Die große Frage für den deutschen Markt ist, ob der hiesige AFP-Dienst marktübliche Preise für den Bezug der Auslandsmeldungen zahlt. Die Geschäftsführer des deutschen AFP-Dienstes, Clemens Wortmann und Andreas Krieger, wehren sich bereits Anfang Februar im Gespräch mit MEEDIA. Sie sagten: „Es gibt keinen Anlass daran zu zweifeln, dass die Nutzung der französischen, englischen oder spanischen Texte des AFP-Mutterhauses durch die deutsche AFP GmbH adäquat honoriert wird.“ Die AFP GmbH leiste einen „angemessenen Beitrag“. Wie viel genau, halten sie jedoch geheim. Die Lizenzzahlungen nach Paris seien zudem bisher nicht von Wirtschaft- und Steuerprüfern beanstandet worden.
Mit dem Schreiben plant Vorderwülbeckes ddp, vor allem gegen den AFP-Mutterkonzern vorzugehen. Dabei ist auch von Investitions-Zuschüssen, Darlehen und besonderen Steuerbefreiungen die Rede. Kritik übt der ddp in dem Entwurf auch daran, dass die Statuten, auf denen AFP in Paris basiert, keine Defizite gestatteten. Von einer „schädlichen staatliche Beihilfe“ ist ebenso die Rede wie von einer „wahrscheinlich eklatanten Missachtung von EU-Vorschriften“, denn: Der AFP-Bezug von französischen Stellen sei lediglich als „Gebühr für Dienstleistungen verkleidet“. Die staatlichen Abonnements seien „nichts anderes als direkte Finanzhilfen“.
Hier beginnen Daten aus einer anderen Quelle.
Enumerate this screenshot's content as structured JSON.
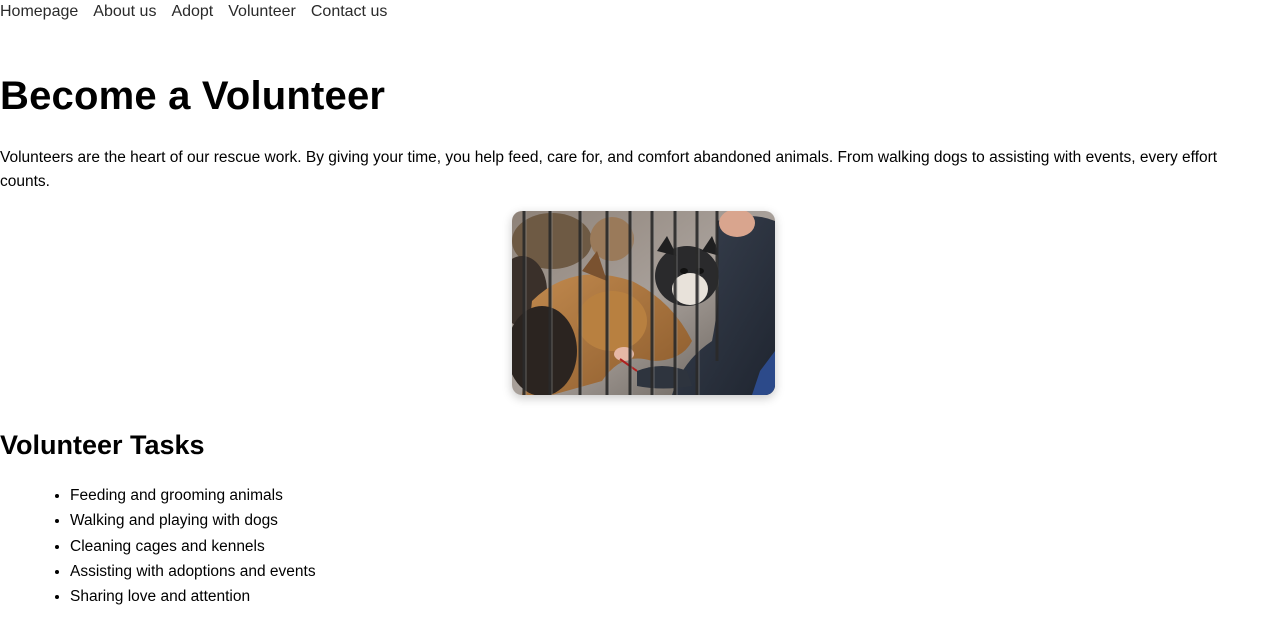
{
  "nav": {
    "items": [
      {
        "label": "Homepage"
      },
      {
        "label": "About us"
      },
      {
        "label": "Adopt"
      },
      {
        "label": "Volunteer"
      },
      {
        "label": "Contact us"
      }
    ]
  },
  "page": {
    "title": "Become a Volunteer",
    "intro": "Volunteers are the heart of our rescue work. By giving your time, you help feed, care for, and comfort abandoned animals. From walking dogs to assisting with events, every effort counts."
  },
  "tasks": {
    "title": "Volunteer Tasks",
    "items": [
      "Feeding and grooming animals",
      "Walking and playing with dogs",
      "Cleaning cages and kennels",
      "Assisting with adoptions and events",
      "Sharing love and attention"
    ]
  }
}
Mit diesen „staatlichen Beihilfen“ könne AFP den Wettbewerb „auf den europäischen und nationalen Märkten stark verzerren“ und Agenturen in Frankreich und anderen Mitgliedstaaten der EU „gefährden“. Mit dem Geld sei es AFP zudem möglich, eine „aggressive Preispolitik“ zu fahren und „mit Dumping-Preisen Marktanteile zu gewinnen“. In dem Entwurf wird zudem darauf hingewiesen, dass das Bundespresseamt für die Bezüge aller Agenturdienste insgesamt lediglich etwa drei Millionen Euro ausgebe. Nicht eingerechnet sind darin hingegen die Staatskanzleien der Länder.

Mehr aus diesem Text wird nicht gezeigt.